Depuis lundi, un groupe d’États est réuni à Genève pour travailler sur un traité international contraignant pour les multinationales sur les droits humains. De nouveaux rapports d’ONG comme celui d’Oxfam ou de Solidar Suisse montrent en effet que les pratiques de travail forcé et plus largement de violations des droits des travailleurs ont encore cours dans les plantations de thé ou d’huile de palme en Asie et de fruits exotiques en Amérique du Sud. Des produits qui alimentent les étals des supermarchés des pays occidentaux.
S’il voyait le jour, il serait le premier traité à valeur contraignante. Depuis lundi 14 octobre et toute la semaine, un groupe d’États travaille, sous l’égide de l’ONU, à une ébauche de traité contraignant les multinationales à respecter les droits humains sur l’ensemble de leur chaîne d’approvisionnement, à l’image du devoir de vigilance instauré en France en 2017.
En amont de cette session de négociations, plus de 80 actions ont été organisées le week-end dernier en France, visant Amazon, BNP-Paribas et Total.
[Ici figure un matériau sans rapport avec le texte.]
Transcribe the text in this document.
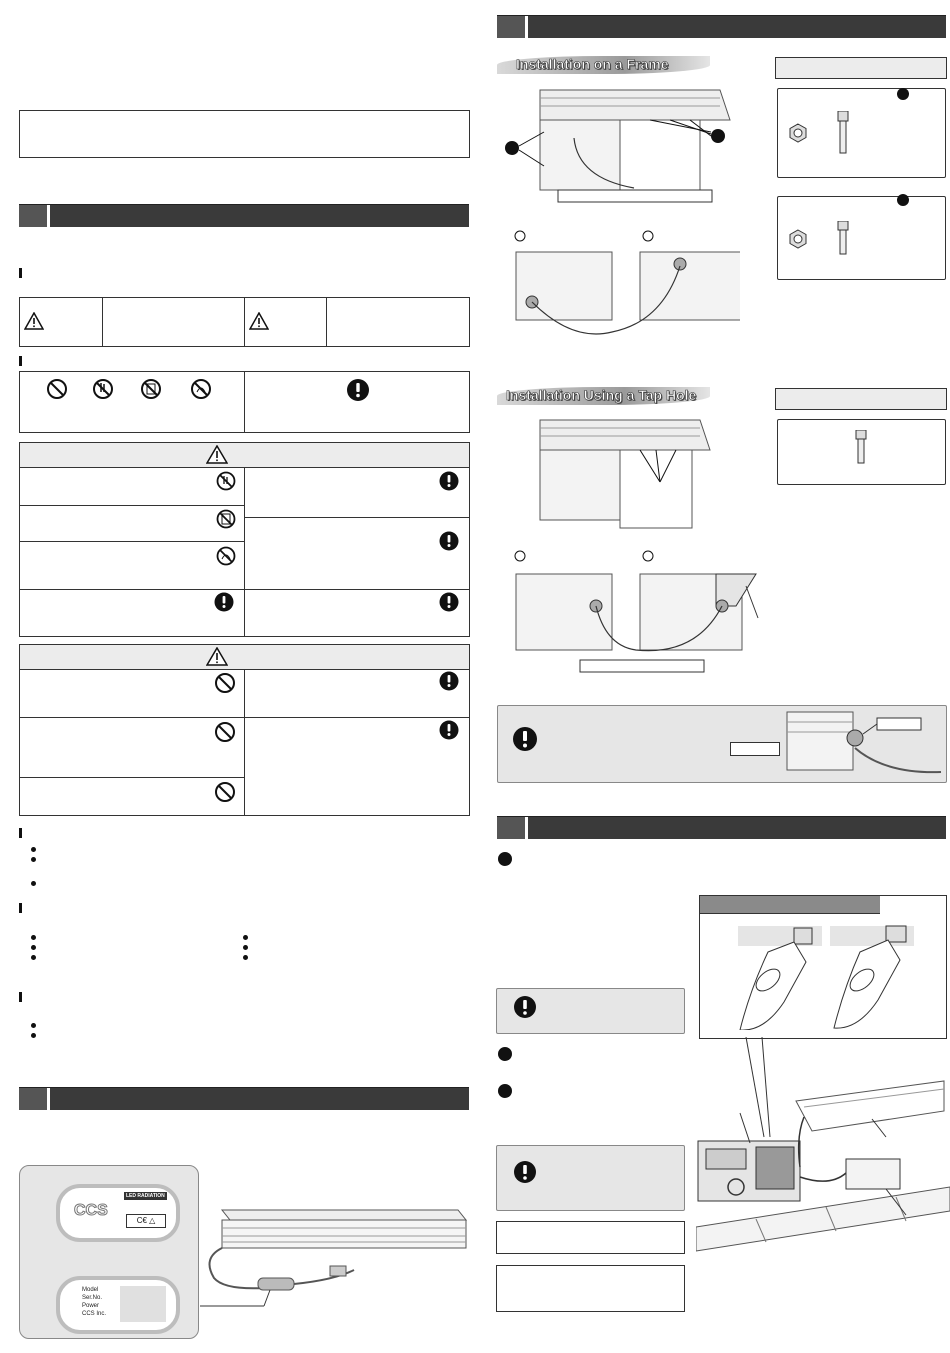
CCS
LED RADIATION
C€ △
Model
Ser.No.
Power
CCS Inc.
Installation on a Frame
Installation Using a Tap Hole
Elles s’inscrivent dans le cadre de la « semaine internationale d’actions contre l’impunité des multinationales » afin de pousser les États à aboutir à un texte contraignant. Une pétition en ligne a également été signée par plus de 650 000 personnes et espère atteindre le million en fin d’année.
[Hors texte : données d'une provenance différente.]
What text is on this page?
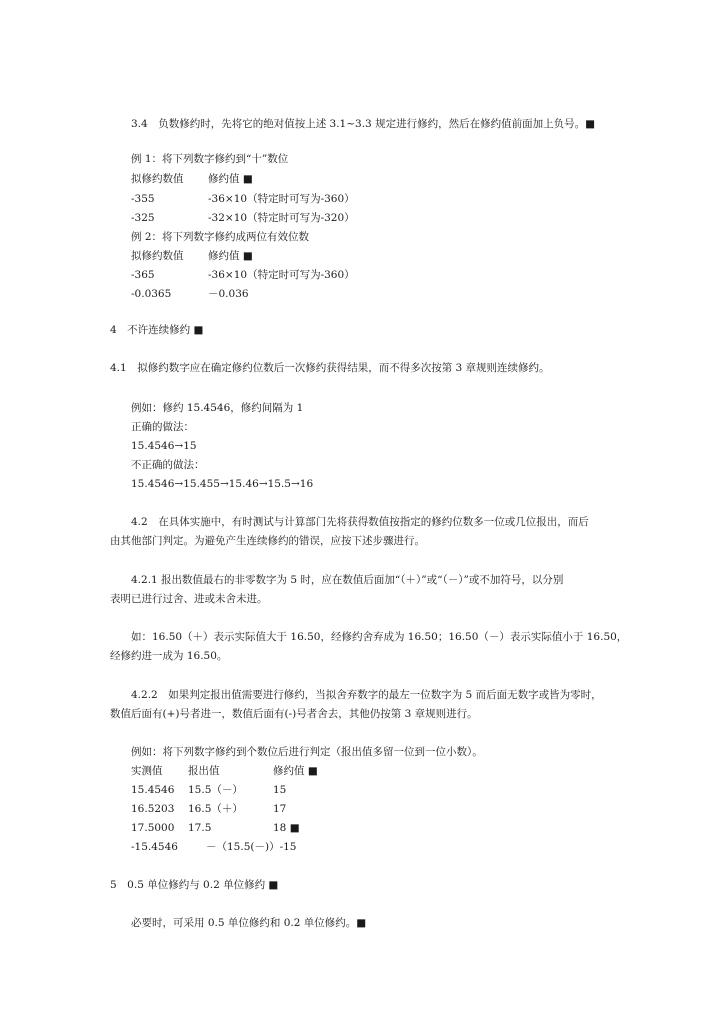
3.4　负数修约时，先将它的绝对值按上述 3.1~3.3 规定进行修约，然后在修约值前面加上负号。■
例 1：将下列数字修约到“十”数位
拟修约数值 修约值 ■
-355	-36×10（特定时可写为-360）
-325	-32×10（特定时可写为-320）
例 2：将下列数字修约成两位有效位数
拟修约数值 修约值 ■
-365	-36×10（特定时可写为-360）
-0.0365	－0.036
4　不许连续修约 ■
4.1　拟修约数字应在确定修约位数后一次修约获得结果，而不得多次按第 3 章规则连续修约。
例如：修约 15.4546，修约间隔为 1
正确的做法：
15.4546→15
不正确的做法：
15.4546→15.455→15.46→15.5→16
4.2　在具体实施中，有时测试与计算部门先将获得数值按指定的修约位数多一位或几位报出，而后
由其他部门判定。为避免产生连续修约的错误，应按下述步骤进行。
4.2.1 报出数值最右的非零数字为 5 时，应在数值后面加“（＋）”或“（－）”或不加符号，以分别
表明已进行过舍、进或未舍未进。
如：16.50（＋）表示实际值大于 16.50，经修约舍弃成为 16.50；16.50（－）表示实际值小于 16.50，
经修约进一成为 16.50。
4.2.2　如果判定报出值需要进行修约，当拟舍弃数字的最左一位数字为 5 而后面无数字或皆为零时，
数值后面有(+)号者进一，数值后面有(-)号者舍去，其他仍按第 3 章规则进行。
例如：将下列数字修约到个数位后进行判定（报出值多留一位到一位小数）。
实测值 报出值	修约值 ■
15.4546 15.5（－）	15
16.5203 16.5（＋）	17
17.5000 17.5	18 ■
-15.4546	－（15.5(－)）-15
5　0.5 单位修约与 0.2 单位修约 ■
必要时，可采用 0.5 单位修约和 0.2 单位修约。■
« Aucun traité ne contraint les multinationales à respecter les droits humains et l’environnement alors que 3 400 traités de commerce et d’investissement protègent leurs intérêts par le biais des tribunaux d’arbitrage » dénonce ainsi le CCFD-Terre Solidaire qui a multiplié les mobilisations pour dénoncer « la justice à la carte qui protège les entreprises multinationales ».
« La souffrance humaine et la pauvreté, les ingrédients de notre nourriture »
Car sur le terrain, la situation des travailleurs évolue lentement. Oxfam vient de publier un nouveau rapport (1) pointant du doigt la pression exercée par la grande distribution sur les travailleurs afin de baisser les coûts de production, réduire les salaires et maximiser les profits. Que ce soit en Caroline du Nord, aux États-Unis, au Brésil ou en Inde, les travailleurs interrogés racontent tous le même quotidien : des journées de 14h, pour des salaires de misère dans des conditions de travail indécentes, voire dangereuses.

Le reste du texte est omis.